I don’t know how to do this bit. Not I don’t know technically, I mean I have no awareness of the nature of the tools and practice to look for events in a data stream, catergorise them, and present them.
My opening gambit is:
- Look through each
weight
sample, comparing it to the last (or the last few). - If the current value is higher or lower (over a certain threshold) than it was, then:
- Record this as a significant event by putting it into another list with the same timestamp (
events
) - Combine the
events
stream with the main data frame - Present the raw
weights
data in a graph, and: - Show the
events
overlaid
I can iterate through each row just using iterators and python loops, but that feels like a pandas anti-pattern. From reading around (how do I even describe this problem for google?), it seems like it’s best to do things in pandas en masse rather than by examining each record individually. I think that’s what pandas does.

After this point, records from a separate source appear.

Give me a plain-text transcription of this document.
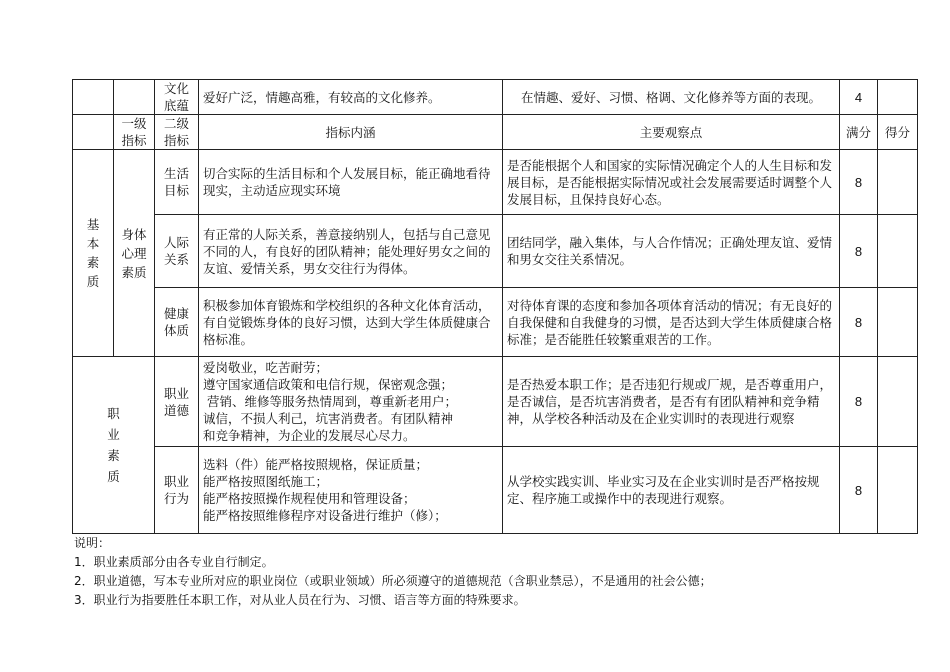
		文化底蕴	爱好广泛，情趣高雅，有较高的文化修养。	在情趣、爱好、习惯、格调、文化修养等方面的表现。	4	
	一级指标	二级指标	指标内涵	主要观察点	满分	得分

基本素质	身体心理素质	生活目标	切合实际的生活目标和个人发展目标，能正确地看待现实，主动适应现实环境	是否能根据个人和国家的实际情况确定个人的人生目标和发展目标，是否能根据实际情况或社会发展需要适时调整个人发展目标，且保持良好心态。	8	
		人际关系	有正常的人际关系，善意接纳别人，包括与自己意见不同的人，有良好的团队精神；能处理好男女之间的友谊、爱情关系，男女交往行为得体。	团结同学，融入集体，与人合作情况；正确处理友谊、爱情和男女交往关系情况。	8	
		健康体质	积极参加体育锻炼和学校组织的各种文化体育活动，有自觉锻炼身体的良好习惯，达到大学生体质健康合格标准。	对待体育课的态度和参加各项体育活动的情况；有无良好的自我保健和自我健身的习惯，是否达到大学生体质健康合格标准；是否能胜任较繁重艰苦的工作。	8	

职业素质		职业道德	爱岗敬业，吃苦耐劳；
遵守国家通信政策和电信行规，保密观念强；
营销、维修等服务热情周到，尊重新老用户；
诚信，不损人利己，坑害消费者。有团队精神
和竞争精神，为企业的发展尽心尽力。	是否热爱本职工作；是否违犯行规或厂规，是否尊重用户，是否诚信，是否坑害消费者，是否有有团队精神和竞争精神，从学校各种活动及在企业实训时的表现进行观察	8	
		职业行为	选料（件）能严格按照规格，保证质量；
能严格按照图纸施工；
能严格按照操作规程使用和管理设备；
能严格按照维修程序对设备进行维护（修）；	从学校实践实训、毕业实习及在企业实训时是否严格按规定、程序施工或操作中的表现进行观察。	8	
说明：
1．职业素质部分由各专业自行制定。
2．职业道德，写本专业所对应的职业岗位（或职业领域）所必须遵守的道德规范（含职业禁忌），不是通用的社会公德；
3．职业行为指要胜任本职工作，对从业人员在行为、习惯、语言等方面的特殊要求。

df['pct_change'] = df[large_window['name']].pct_change()
df.plot(x='time', y=[large_window['name'], 'pct_change'], secondary_y=['pct_change'])

That’s a bit like what I’m looking for. The pct_change (percent change: https://pandas.pydata.org/pandas-docs/stable/reference/api/pandas.Series.pct_change.html?highlight=pct_change#pandas.Series.pct_change) will detect the scale of changes. It’ll hover around 0, but you can see where the big jumps are, then the percent change is also big.
This also uses the second_y
A negative percent change means the coffee machine is lighter (ie the pot is lifted or a cup is taken). A positive percent change means the machine got heavier (ie pot replaced or water refilled).
I can look through those percent changes and spot ones bigger than [a certain value], and mark those cases on the plot or save them out somehow for further analysis.